El nuevo sistema político-social quedó configurado, en sus elementos básicos, así en el orden fiscal y financiero como en el monetario, comercial, educativo, sanitario o, incluso en el terreno de las comunicaciones y del urbanismo. Los comienzos no fueron muy esperanzadores, puesto que la situación económica del Estado bordeaba la quiebra a causa del elevado endeudamiento del largo ciclo de guerras que se arrastraba desde los últimos años del siglo XVIII. 

En 1845, el ministro Alejandro Mon, bajo la inspiración técnica de Ramón Santillán realizó una importante reforma fiscal, en aplicación del principio de proporcionalidad, ya introducido por la Constitución de 1812 en su artículo octavo: “todo español está obligado, sin distinción alguna, a contribuir en proporción de sus haberes”. 

La ley de 1845 supuso una gran transformación del régimen fiscal con la unificación y sistematización de los tributos, dando mucha mayor importancia a los impuestos directos de producto, particularmente la contribución territorial y la contribución industrial y de comercio, que a los indirectos, cuya figura más importante fue el impuesto de consumos. La reforma fiscal permitió la recuperación de la Hacienda durante los primeros lustros del reinado de Isabel II y posibilitó cierto desarrollo de las obras públicas y otras acciones de fomento, aunque en un horizonte liberal, de preferencia por la mínima intervención del gobierno. 

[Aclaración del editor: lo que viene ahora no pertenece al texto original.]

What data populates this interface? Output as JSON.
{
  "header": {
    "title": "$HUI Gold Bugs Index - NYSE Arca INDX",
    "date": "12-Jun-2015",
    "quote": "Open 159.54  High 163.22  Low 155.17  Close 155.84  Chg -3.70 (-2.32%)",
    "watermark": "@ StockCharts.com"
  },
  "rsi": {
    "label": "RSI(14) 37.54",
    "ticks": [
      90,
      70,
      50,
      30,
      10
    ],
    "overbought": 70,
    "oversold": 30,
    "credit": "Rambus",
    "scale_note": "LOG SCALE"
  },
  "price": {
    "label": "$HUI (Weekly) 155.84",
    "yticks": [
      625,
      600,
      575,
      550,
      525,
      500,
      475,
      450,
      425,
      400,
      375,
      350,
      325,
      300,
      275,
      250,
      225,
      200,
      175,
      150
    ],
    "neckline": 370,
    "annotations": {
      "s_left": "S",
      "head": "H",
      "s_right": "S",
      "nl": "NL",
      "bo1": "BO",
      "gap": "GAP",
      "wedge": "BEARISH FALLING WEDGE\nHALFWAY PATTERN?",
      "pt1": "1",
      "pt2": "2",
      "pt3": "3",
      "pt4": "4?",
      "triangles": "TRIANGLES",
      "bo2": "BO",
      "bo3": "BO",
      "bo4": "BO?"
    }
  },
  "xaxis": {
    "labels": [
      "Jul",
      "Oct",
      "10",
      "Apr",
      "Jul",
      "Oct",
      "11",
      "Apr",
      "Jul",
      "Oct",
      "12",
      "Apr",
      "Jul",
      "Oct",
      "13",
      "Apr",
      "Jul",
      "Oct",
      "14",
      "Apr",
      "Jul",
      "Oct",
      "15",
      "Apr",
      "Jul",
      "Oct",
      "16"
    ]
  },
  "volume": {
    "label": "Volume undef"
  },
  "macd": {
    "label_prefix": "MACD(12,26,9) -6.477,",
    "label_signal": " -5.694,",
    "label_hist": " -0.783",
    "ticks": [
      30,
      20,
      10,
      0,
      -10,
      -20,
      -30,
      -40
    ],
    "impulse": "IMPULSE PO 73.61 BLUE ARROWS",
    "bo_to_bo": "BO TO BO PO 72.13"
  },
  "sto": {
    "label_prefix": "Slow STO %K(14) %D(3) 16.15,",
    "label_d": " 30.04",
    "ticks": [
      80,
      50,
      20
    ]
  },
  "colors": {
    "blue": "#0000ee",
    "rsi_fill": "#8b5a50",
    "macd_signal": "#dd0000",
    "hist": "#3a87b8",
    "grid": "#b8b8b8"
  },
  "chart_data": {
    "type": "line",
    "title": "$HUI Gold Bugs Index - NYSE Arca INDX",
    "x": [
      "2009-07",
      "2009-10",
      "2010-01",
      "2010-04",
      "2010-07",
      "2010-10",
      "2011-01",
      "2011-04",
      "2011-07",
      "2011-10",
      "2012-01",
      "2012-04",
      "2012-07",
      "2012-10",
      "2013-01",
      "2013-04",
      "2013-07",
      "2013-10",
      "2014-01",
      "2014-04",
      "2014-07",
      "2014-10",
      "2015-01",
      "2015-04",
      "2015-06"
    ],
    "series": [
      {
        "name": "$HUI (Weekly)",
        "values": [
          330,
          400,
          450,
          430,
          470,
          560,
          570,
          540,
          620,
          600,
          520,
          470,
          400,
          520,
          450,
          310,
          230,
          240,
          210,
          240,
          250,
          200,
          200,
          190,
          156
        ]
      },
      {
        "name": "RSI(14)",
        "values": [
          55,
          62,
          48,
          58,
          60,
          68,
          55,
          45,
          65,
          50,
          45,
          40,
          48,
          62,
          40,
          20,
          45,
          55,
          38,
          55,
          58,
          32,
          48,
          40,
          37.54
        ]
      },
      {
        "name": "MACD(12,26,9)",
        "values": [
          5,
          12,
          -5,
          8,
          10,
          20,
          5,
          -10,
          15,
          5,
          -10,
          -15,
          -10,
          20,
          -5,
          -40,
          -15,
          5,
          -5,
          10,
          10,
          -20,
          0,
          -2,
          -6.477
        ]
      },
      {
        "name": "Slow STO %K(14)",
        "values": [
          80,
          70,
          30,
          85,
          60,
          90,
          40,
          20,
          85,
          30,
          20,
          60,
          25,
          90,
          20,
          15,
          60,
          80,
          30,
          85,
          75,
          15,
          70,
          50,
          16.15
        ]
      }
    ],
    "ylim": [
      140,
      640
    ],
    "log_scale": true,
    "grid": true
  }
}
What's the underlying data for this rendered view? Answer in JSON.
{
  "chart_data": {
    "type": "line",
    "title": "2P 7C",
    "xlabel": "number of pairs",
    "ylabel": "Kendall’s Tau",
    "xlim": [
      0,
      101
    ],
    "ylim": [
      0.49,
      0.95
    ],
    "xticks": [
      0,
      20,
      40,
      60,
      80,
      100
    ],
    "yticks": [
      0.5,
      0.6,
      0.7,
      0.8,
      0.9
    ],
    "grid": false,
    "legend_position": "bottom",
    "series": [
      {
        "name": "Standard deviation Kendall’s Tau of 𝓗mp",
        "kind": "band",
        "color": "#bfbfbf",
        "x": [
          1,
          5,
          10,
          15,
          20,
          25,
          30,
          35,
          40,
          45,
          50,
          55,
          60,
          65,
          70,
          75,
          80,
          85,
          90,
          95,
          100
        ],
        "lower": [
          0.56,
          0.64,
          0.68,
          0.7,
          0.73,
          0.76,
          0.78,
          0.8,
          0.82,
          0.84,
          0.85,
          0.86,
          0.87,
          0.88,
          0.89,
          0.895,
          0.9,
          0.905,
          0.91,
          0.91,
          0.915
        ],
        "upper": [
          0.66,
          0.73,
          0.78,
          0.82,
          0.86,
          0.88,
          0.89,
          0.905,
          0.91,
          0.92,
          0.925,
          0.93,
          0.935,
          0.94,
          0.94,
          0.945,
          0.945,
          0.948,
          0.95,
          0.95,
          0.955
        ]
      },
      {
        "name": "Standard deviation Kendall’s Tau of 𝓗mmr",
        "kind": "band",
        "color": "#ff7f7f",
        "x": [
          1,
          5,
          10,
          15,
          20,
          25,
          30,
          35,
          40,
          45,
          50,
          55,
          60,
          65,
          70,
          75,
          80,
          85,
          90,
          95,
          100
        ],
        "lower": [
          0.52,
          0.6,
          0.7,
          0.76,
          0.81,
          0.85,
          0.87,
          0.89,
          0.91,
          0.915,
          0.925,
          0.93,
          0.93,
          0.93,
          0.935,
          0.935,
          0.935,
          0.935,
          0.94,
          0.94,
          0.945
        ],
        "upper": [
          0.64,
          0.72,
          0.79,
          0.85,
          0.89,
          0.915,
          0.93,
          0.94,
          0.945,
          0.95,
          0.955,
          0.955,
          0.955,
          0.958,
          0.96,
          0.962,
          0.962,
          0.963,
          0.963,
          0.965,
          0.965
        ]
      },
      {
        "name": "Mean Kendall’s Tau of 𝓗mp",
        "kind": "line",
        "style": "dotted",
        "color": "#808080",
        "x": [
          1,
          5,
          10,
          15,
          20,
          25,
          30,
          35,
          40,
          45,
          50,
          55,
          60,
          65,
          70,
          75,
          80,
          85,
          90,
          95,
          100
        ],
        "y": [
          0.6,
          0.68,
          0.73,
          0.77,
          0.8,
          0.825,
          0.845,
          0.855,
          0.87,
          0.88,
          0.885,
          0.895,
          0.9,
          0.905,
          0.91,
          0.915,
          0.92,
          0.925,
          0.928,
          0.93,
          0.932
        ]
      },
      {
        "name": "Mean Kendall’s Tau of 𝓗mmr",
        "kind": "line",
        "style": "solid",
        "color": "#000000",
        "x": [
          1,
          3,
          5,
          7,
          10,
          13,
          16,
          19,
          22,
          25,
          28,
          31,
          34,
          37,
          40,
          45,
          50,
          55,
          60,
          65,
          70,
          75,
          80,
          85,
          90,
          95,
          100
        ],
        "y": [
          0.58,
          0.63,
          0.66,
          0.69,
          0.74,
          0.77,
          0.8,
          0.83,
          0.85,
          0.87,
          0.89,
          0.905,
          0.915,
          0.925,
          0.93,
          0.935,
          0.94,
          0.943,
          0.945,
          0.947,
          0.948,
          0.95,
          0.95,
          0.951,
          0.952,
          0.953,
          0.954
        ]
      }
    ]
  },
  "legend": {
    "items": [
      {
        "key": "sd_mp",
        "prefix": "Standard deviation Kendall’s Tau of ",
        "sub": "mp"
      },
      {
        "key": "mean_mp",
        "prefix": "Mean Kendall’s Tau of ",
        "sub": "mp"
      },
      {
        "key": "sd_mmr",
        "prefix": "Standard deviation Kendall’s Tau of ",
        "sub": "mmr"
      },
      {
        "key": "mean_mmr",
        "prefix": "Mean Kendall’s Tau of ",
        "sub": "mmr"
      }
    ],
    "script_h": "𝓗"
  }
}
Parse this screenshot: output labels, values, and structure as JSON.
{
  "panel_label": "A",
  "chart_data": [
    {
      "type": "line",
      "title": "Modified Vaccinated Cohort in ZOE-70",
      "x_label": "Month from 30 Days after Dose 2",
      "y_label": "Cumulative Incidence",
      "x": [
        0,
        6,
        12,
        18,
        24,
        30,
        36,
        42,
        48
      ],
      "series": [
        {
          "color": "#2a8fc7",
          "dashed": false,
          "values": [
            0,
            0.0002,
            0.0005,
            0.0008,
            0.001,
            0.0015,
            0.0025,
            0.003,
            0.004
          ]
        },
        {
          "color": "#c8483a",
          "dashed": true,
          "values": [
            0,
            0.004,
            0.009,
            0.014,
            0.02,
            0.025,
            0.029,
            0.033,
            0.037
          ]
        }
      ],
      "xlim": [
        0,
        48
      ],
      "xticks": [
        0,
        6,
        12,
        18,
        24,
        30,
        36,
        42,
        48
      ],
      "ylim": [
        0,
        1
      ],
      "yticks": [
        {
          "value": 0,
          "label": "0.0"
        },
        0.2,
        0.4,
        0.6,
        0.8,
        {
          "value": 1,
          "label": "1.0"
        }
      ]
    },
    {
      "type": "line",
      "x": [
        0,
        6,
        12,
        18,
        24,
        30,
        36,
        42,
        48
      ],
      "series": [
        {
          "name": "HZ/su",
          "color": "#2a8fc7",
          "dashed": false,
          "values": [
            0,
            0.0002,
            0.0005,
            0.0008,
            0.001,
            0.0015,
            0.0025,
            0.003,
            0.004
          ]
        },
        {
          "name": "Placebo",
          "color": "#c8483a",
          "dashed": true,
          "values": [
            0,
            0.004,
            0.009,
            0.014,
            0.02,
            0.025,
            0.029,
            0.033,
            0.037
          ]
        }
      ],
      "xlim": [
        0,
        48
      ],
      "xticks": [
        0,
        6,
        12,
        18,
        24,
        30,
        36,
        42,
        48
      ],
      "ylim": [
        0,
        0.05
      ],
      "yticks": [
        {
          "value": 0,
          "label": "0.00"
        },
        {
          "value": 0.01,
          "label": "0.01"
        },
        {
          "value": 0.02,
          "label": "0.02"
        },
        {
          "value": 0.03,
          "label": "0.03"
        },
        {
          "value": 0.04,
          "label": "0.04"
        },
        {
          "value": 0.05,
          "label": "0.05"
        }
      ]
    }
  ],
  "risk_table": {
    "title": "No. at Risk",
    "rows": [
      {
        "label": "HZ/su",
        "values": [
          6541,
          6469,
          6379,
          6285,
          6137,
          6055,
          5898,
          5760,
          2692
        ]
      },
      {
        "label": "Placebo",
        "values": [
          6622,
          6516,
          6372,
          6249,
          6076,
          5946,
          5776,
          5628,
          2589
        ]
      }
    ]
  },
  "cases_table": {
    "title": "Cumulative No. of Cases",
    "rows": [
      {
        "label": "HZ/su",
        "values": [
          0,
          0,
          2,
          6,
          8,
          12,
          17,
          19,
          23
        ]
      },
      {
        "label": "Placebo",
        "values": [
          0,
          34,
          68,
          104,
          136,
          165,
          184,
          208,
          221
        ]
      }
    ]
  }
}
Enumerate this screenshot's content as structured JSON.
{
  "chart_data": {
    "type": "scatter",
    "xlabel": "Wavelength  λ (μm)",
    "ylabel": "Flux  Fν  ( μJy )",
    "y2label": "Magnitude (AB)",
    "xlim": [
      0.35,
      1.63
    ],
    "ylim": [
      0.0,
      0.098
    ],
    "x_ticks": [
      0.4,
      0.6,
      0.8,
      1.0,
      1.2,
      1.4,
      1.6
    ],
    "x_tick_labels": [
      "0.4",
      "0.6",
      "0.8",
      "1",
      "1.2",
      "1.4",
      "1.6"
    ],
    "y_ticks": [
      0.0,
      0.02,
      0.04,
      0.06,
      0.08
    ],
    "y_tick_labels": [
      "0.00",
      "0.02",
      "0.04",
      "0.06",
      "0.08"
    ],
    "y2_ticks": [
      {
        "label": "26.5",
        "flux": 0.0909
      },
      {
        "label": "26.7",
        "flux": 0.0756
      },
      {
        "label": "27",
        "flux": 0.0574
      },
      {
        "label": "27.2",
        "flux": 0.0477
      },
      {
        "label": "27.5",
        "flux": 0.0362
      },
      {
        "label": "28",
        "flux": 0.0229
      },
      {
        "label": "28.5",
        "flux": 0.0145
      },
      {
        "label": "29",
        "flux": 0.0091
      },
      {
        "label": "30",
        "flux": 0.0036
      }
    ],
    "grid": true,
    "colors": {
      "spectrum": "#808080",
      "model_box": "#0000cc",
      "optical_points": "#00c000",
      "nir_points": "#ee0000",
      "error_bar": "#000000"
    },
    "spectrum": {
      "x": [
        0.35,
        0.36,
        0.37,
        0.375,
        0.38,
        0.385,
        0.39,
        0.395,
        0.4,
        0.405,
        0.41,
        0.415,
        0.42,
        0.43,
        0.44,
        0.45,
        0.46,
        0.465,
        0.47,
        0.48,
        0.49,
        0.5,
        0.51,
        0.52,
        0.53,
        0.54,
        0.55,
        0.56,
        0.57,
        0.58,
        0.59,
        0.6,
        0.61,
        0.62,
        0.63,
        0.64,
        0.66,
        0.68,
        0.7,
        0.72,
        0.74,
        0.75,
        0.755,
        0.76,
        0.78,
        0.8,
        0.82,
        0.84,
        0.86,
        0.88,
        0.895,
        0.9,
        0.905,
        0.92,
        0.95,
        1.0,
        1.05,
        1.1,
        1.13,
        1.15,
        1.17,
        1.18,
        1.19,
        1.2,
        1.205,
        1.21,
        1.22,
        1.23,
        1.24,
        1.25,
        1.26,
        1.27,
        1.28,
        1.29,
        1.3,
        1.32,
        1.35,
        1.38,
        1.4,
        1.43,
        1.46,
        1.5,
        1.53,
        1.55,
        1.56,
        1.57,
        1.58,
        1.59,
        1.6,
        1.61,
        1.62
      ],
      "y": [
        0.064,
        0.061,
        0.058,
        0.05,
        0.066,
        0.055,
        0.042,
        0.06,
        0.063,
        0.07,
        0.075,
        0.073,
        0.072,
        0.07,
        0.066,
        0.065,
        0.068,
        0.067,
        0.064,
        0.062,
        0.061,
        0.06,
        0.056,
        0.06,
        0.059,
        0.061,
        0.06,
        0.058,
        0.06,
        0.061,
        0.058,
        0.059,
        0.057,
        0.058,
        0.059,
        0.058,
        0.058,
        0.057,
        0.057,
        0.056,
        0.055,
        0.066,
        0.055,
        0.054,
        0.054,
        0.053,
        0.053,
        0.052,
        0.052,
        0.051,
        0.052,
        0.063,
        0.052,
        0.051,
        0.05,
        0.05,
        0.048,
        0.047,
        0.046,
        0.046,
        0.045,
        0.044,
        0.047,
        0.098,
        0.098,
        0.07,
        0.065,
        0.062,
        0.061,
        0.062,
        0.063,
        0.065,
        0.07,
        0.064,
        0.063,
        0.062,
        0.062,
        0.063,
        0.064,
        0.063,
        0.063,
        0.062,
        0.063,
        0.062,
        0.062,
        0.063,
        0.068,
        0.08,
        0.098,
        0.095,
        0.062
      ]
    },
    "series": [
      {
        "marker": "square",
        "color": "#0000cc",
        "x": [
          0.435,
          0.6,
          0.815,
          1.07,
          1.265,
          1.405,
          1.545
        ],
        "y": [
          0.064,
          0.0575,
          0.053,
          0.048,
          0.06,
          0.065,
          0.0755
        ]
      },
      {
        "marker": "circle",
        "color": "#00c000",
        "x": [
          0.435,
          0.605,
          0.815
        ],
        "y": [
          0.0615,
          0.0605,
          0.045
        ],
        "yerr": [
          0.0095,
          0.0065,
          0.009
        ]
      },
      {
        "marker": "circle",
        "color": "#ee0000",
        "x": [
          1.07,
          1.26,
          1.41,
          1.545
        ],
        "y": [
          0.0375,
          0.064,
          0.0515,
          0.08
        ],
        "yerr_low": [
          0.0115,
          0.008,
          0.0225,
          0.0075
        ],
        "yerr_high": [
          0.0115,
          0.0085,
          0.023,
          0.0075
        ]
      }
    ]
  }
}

En 1851, Bravo Murillo, realizó una rigurosa conversión de la deuda acumulada durante el largo período de guerras. En respuesta de esta decisión unilateral contra los compromisos asumidos ante los tenedores de deuda, las bolsas de Londres y París se cerraron a la negociación de valores públicos españoles. 

Dos sucesivas reformas arancelarias, en 1841 y 1849, suavizaron algo el proteccionismo arancelario y pusieron fin al prohibicionismo estricto en el comercio de importación. En 1844 y 1847, grupos de grandes comerciantes de Barcelona y Cádiz lograron autorización para constituir bancos de emisión en sus respectivas plazas. 

La ley de sociedades anónimas de 1849 introdujo algunas restricciones del sistema impuesto por el Código de Comercio de 1829. En 1849, el gobierno declaró obligatorio el sistema métrico decimal, lo que suponía la unificación de los muy diversos patrones tradicionales de pesos y medidas en la línea de la formación de un mercado interior integrado. A mediados de siglo, se emprendieron otras líneas de reforma. 

La construcción a gran ritmo de la trama básica de la red ferroviaria, financiada mayoritariamente por capitales franceses, fue la pieza principal. La ley general de Ferrocarriles de 1855 precedió de muy poco tiempo a la creación de 1856-1857 de un alto número de entidades de crédito, entre las cuales las que aún, en la segunda década del siglo XXI, son los bancos más importantes del país: Santander, Bilbao o BBVA. Además, la nueva regulación concedió al Banco de San Fernando la condición de banco central bajo el nombre de Banco de España.